The privilege, however, does not cover all the communications between the lawyer and the client. In the administration of justice, it is sometimes required that the matter of the communication need to be divulged. In determining whether the communication is privileged, it is necessary to determine the existence of the three important preconditions of the privilege. One, there should be communication between the client and the lawyer. Underlying this, however, the facts arising from the communication may not be considered as privileged. But the distinction between communication and facts is yet to be settled.
Generally, facts is considered as an element of the communication, but such fact cannot be claimed as privilege in case to case basis. For example, a documents containing necessary information may have been given to the lawyer during the client-lawyer relationship. The communication that has transpired may be considered as privileged but the fact that documents exists cannot be denied. Furthermore, the information containing in the said documents is protected by the privilege. The second pre-condition of the privilege is that the communication should entail the seeking or giving of the legal advice.
Basically, the role of the lawyers is to give legal advice and help the client defend his cause of action. Thus, the privilege applies to communication where the profession is applied. Communications other than the search for legal advice is not privileged. The third precondition is that the communication should be intended by the parties to be confidential. As a general rule, all communications made in the client-lawyer relationship is presumed as confidential. However, such presumption can be rebutted by the other parties by presenting justifiable reasons. Communications cannot be said to be privileged in several instances.
One is where client did not actually sought or the lawyer did not offer legal advice. Second, is when confidentiality is not intended by the parties. Lastly, privilege does not apply communication intended to commit illegal or unlawful acts. As has been earlier stated, information has a free flow in the society, especially on this technological era. But the freedom in sharing and obtaining the information shall not be abused. There is information that is deemed to be protected and as such can rightly be required by any person having interest to such. However, rights to possess the information can be conflicting.
For the purposes of balancing the rights, the PIPEDA has been enacted. Personal Information Protection and Electronic Documents Act (PIPEDA) have been enacted to protect the personal information that has been collected, used, or disclosed in communication or transactions. . At the same time, the act has also been enacted in support to the electronic flow of information in electronic commerce. In an overview, the act puts a “balance on the individual’s right to have personal information kept with an organization’s need to collect, use, and disclose personal information where necessary.

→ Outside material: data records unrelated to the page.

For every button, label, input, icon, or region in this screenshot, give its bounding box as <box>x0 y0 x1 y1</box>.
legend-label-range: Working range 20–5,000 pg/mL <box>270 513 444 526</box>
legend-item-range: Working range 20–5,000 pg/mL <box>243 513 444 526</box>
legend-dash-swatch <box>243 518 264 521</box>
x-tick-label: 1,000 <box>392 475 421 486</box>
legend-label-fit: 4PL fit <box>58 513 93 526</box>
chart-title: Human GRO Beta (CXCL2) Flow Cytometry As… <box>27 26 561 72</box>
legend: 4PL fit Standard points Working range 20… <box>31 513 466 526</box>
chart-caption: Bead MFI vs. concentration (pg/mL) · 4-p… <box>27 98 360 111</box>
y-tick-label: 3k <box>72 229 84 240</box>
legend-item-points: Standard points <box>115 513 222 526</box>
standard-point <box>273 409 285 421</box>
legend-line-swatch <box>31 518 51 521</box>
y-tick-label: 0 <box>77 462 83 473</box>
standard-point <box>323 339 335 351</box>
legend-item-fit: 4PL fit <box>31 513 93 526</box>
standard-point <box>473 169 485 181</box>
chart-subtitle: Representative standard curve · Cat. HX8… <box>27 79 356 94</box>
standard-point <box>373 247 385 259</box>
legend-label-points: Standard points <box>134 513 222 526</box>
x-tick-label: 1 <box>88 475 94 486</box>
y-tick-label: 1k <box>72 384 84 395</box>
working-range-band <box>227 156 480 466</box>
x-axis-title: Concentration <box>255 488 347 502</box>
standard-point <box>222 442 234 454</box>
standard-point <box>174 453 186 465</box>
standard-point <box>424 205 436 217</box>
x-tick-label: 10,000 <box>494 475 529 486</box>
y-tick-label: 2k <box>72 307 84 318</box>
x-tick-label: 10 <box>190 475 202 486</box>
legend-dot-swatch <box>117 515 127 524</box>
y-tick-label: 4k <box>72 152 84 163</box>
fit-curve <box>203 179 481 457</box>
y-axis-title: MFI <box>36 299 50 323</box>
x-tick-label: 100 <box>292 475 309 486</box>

” In addition, the act is applicable to both provincial and federal organizations. While information may be given to employers, it follows that the employers should protect and respect the privacy of the information provided and obtained from their employees or an individual. At the same time, individual giving information has a right to claim back such information. In case of violation of privacy and resistance of the organization in providing the information, the aggrieved employee or individual may lodge his complaint before the office of the Privacy Commissioner of Canada.